Neutralization of IL-2 significantly impaired the therapeutic effects of MSCs on SLE. After receiving MSCs, MRL/lpr mice were treated with IL-2 neutralizing antibodies or istotype IgG. Mice that received PBS only were set as control. One week later, lymph nodes, PBMCs, and spleens were collected. (A-B) Percentages of Tregs were determined by FACS and representative staining profiles of lymph nodes were shown. (C) Spleens were weighed and spleen/body weight ratio (mg/g) was calculated. (D) Serum anti-dsDNA antibody, ANA, and IgG were determined by ELISA. (E) T_H1 in the lymph nodes, PBMCs, and spleens were determined by FACS. (F) 24 h proteinuria, serum creatinine, and BUN were measured. The level of 24 h proteinuria was expressed as micrograms of protein in 24-h urine. (G) Representative images of H&E-stained kidneys. Scale bar, 100 μm. (H) Glomerular pathology quantified as glomerular, interstitial, and perivascular scores of mice receiving different treatments were determined.
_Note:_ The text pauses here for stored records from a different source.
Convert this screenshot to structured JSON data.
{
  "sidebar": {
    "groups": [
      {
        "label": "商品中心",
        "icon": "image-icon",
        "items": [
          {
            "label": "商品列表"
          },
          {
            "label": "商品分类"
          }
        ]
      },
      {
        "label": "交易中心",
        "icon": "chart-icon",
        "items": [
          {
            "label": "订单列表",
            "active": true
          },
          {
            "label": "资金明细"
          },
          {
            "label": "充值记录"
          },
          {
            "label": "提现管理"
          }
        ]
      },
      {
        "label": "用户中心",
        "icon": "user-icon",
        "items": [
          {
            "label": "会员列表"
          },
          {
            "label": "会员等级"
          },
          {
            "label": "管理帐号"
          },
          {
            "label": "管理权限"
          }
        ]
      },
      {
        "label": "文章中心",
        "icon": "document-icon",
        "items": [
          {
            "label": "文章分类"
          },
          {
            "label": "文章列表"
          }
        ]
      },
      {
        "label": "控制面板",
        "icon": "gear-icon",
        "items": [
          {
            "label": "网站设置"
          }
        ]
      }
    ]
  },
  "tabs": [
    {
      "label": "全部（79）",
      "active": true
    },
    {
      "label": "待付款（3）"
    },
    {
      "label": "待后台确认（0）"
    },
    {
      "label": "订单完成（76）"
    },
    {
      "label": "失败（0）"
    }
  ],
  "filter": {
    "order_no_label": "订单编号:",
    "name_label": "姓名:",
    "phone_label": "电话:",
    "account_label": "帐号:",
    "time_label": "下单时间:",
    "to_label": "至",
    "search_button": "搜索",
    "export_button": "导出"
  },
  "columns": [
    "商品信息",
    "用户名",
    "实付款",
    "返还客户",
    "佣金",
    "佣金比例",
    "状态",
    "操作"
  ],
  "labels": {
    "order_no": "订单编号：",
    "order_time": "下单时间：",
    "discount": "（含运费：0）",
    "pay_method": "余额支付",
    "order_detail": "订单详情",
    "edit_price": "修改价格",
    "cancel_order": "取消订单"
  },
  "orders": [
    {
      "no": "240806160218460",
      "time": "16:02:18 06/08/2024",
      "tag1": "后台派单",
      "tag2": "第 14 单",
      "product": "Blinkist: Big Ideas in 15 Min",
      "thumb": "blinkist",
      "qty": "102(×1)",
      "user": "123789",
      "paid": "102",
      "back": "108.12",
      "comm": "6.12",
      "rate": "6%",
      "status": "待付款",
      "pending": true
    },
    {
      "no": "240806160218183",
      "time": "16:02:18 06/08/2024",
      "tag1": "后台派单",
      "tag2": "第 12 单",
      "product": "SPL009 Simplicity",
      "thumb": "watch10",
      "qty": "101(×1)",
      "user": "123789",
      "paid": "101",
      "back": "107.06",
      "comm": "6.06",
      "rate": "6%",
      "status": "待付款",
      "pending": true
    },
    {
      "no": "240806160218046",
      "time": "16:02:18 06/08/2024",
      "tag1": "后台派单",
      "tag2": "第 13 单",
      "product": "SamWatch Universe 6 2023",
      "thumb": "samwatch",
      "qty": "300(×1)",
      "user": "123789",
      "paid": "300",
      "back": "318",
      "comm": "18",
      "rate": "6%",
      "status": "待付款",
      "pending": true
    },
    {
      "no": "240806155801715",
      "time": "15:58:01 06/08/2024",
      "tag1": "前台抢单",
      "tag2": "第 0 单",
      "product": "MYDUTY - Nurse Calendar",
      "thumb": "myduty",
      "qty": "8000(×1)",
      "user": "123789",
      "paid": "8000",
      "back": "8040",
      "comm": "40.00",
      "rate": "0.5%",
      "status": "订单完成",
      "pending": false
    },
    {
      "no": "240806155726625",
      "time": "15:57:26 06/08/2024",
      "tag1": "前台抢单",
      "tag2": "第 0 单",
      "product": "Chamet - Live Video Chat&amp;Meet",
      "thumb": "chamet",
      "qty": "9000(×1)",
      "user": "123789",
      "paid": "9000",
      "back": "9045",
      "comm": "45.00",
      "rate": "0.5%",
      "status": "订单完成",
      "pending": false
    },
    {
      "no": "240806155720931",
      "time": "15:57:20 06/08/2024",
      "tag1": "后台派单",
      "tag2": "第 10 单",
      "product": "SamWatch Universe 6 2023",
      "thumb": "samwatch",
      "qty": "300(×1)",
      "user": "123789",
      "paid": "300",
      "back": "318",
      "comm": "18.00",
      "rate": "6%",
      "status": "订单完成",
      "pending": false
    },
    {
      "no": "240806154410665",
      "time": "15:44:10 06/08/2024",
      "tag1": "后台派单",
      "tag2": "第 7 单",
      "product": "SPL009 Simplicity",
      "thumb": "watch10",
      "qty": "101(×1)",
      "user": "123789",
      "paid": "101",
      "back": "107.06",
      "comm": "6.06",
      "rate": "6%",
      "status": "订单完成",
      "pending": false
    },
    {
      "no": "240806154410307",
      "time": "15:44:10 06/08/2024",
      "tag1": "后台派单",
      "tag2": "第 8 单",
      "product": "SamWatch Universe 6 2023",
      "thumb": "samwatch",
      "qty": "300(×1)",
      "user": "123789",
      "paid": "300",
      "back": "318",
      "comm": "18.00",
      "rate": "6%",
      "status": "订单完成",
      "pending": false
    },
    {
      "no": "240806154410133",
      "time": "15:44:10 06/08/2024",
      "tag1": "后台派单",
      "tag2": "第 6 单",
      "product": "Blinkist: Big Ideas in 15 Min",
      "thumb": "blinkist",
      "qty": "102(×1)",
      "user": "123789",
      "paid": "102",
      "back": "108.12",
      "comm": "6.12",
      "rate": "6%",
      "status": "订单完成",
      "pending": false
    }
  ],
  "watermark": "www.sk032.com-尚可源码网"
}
All the experiments were repeated 3 times. n = 5, per group. *P < .05, **P < .01, ***P < .001, ****P < .0001.

Figure 7.

Higher IL-2 maintaining positively correlated with therapeutic efficacy of UC-MSCs treatment in lupus nephritis patients. (A-C) PBMCs were isolated from 4 SLE patients, then were co-cultured with MSCs at the ratio of 1:30 (as MSCs: PBMCs) for 12 h (A) and 24 h (B-C), respectively. (A) PBMCs were then harvested for further examination of their il-2 mRNA expression by qRT-PCR. (B) IL-2 concentration in the culture supernatant was measured by ELISA. (C) Frequencies of Tregs (CD4⁺CD25⁺FoxP3⁺cells) for the indicated subsets were determined. (D-E) Serum IL-2 concentration (D) and SLEDAI-2K scores (E) of 5 lupus nephritis patients treated with MSCs were collected. *P < .05, **P < .01, ***P < .001, ****P < .0001.